Random History Tidbits on Specific Gemstones:

– Tibetan monks considered quartz gemstone spheres to be holy objects of great powers.

-Taoists called quartz the “gem of enlightenment.”

-In Japan, quartz gemstone spheres were considered to represent the heart of dragons and in Japanese culture, dragons symbolize power and wisdom.

-Cleopatra’s favourite piece of jewellery was said to be an Amethyst ring, engraved with the figure of the Persian Sun god, Mithras. Since she seduced two powerful Roman generals, Mark Antony and Julius Caesar, it was believed by Roman wives that wearing Amethyst would ensure the devotion and faithfulness of their husbands.

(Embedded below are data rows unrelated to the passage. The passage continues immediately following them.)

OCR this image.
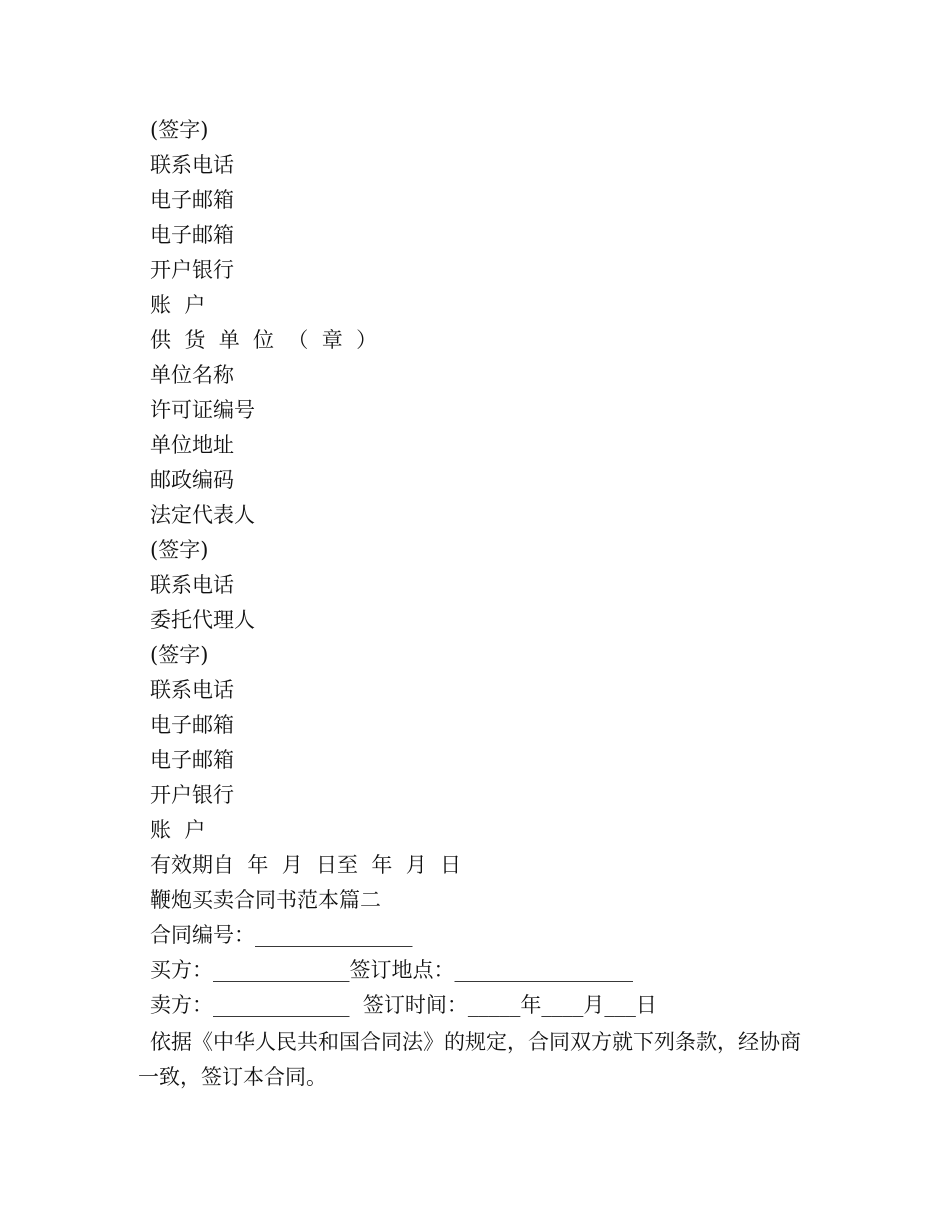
(签字)
联系电话
电子邮箱
电子邮箱
开户银行
账  户
供  货  单  位  （  章  ）
单位名称
许可证编号
单位地址
邮政编码
法定代表人
(签字)
联系电话
委托代理人
(签字)
联系电话
电子邮箱
电子邮箱
开户银行
账  户
有效期自  年  月  日至  年  月  日
鞭炮买卖合同书范本篇二
合同编号：_______________
买方：_____________签订地点：_________________
卖方：_____________  签订时间：_____年____月___日
依据《中华人民共和国合同法》的规定，合同双方就下列条款，经协商一致，签订本合同。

-St. Valentine was said to wear an Amethyst ring carved with a picture of Cupid.

-Alexander the Great was said to wear a large Emerald during battles to ensure victory.

-The Moguls of India, including Shah Jahan (who built the Taj Mahal), took Emeralds, inscribed them with sacred text and wore them as talismans.

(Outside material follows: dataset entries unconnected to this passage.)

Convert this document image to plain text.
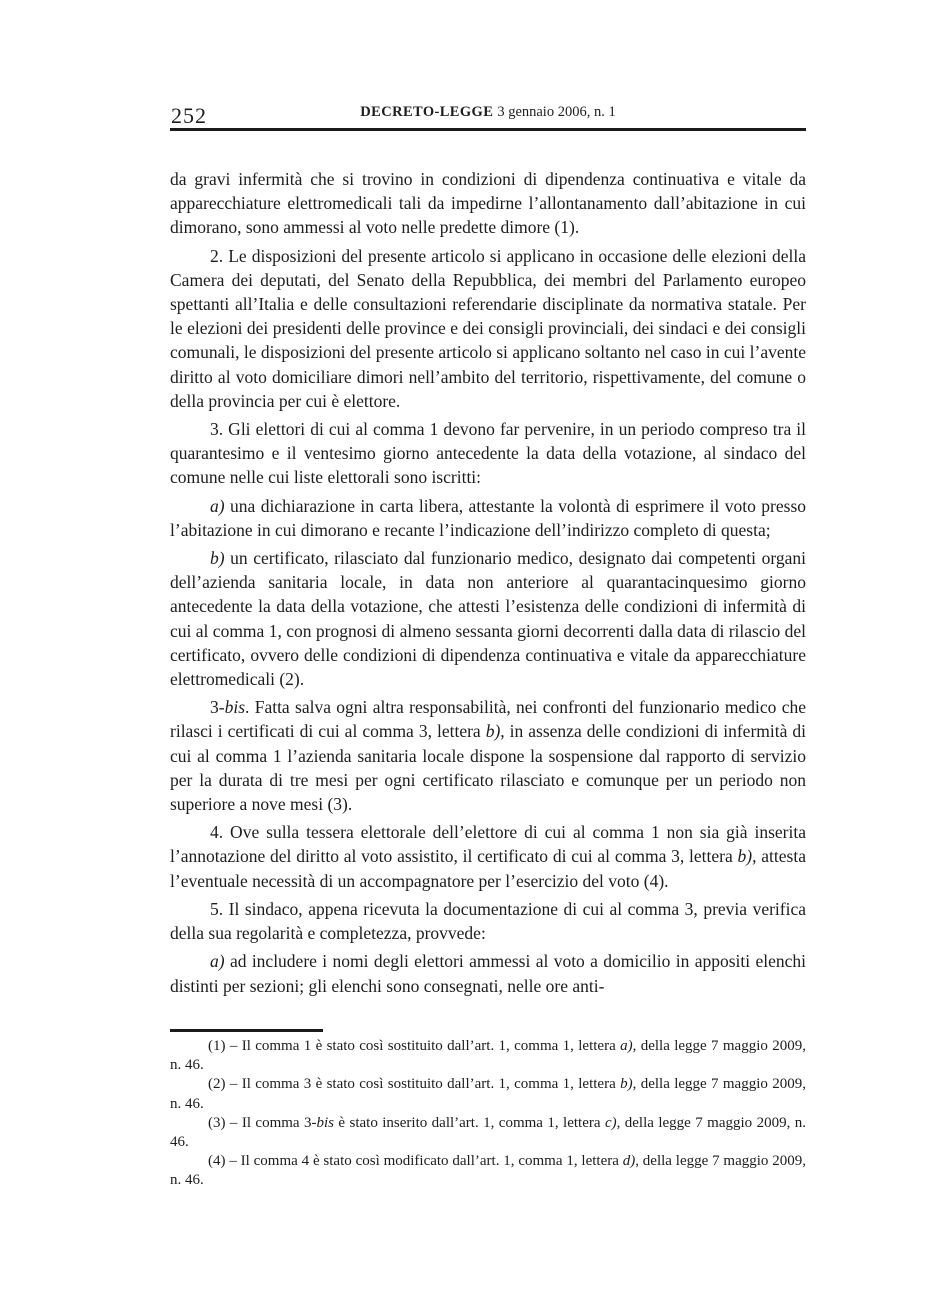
252	DECRETO-LEGGE 3 gennaio 2006, n. 1

da gravi infermità che si trovino in condizioni di dipendenza continuativa e vitale da apparecchiature elettromedicali tali da impedirne l’allontanamento dall’abitazione in cui dimorano, sono ammessi al voto nelle predette dimore (1).

2. Le disposizioni del presente articolo si applicano in occasione delle elezioni della Camera dei deputati, del Senato della Repubblica, dei membri del Parlamento europeo spettanti all’Italia e delle consultazioni referendarie disciplinate da normativa statale. Per le elezioni dei presidenti delle province e dei consigli provinciali, dei sindaci e dei consigli comunali, le disposizioni del presente articolo si applicano soltanto nel caso in cui l’avente diritto al voto domiciliare dimori nell’ambito del territorio, rispettivamente, del comune o della provincia per cui è elettore.

3. Gli elettori di cui al comma 1 devono far pervenire, in un periodo compreso tra il quarantesimo e il ventesimo giorno antecedente la data della votazione, al sindaco del comune nelle cui liste elettorali sono iscritti:

a) una dichiarazione in carta libera, attestante la volontà di esprimere il voto presso l’abitazione in cui dimorano e recante l’indicazione dell’indirizzo completo di questa;

b) un certificato, rilasciato dal funzionario medico, designato dai competenti organi dell’azienda sanitaria locale, in data non anteriore al quarantacinquesimo giorno antecedente la data della votazione, che attesti l’esistenza delle condizioni di infermità di cui al comma 1, con prognosi di almeno sessanta giorni decorrenti dalla data di rilascio del certificato, ovvero delle condizioni di dipendenza continuativa e vitale da apparecchiature elettromedicali (2).

3-bis. Fatta salva ogni altra responsabilità, nei confronti del funzionario medico che rilasci i certificati di cui al comma 3, lettera b), in assenza delle condizioni di infermità di cui al comma 1 l’azienda sanitaria locale dispone la sospensione dal rapporto di servizio per la durata di tre mesi per ogni certificato rilasciato e comunque per un periodo non superiore a nove mesi (3).

4. Ove sulla tessera elettorale dell’elettore di cui al comma 1 non sia già inserita l’annotazione del diritto al voto assistito, il certificato di cui al comma 3, lettera b), attesta l’eventuale necessità di un accompagnatore per l’esercizio del voto (4).

5. Il sindaco, appena ricevuta la documentazione di cui al comma 3, previa verifica della sua regolarità e completezza, provvede:

a) ad includere i nomi degli elettori ammessi al voto a domicilio in appositi elenchi distinti per sezioni; gli elenchi sono consegnati, nelle ore anti-

(1) – Il comma 1 è stato così sostituito dall’art. 1, comma 1, lettera a), della legge 7 maggio 2009, n. 46.

(2) – Il comma 3 è stato così sostituito dall’art. 1, comma 1, lettera b), della legge 7 maggio 2009, n. 46.

(3) – Il comma 3-bis è stato inserito dall’art. 1, comma 1, lettera c), della legge 7 maggio 2009, n. 46.

(4) – Il comma 4 è stato così modificato dall’art. 1, comma 1, lettera d), della legge 7 maggio 2009, n. 46.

-In Buddhism, the Medicine Buddha is called “Healing Master of Lapis Lazuli Radiance,” and rituals involving the Medicine Buddha include meditating on Lapis Lazuli.

– The ancient Sumerians valued Lapis as the most sacred stone. The ancient Sumerian Priests had a popular saying, “He who carries with him into battle an amulet of Lapis carries with him the presence of his God.”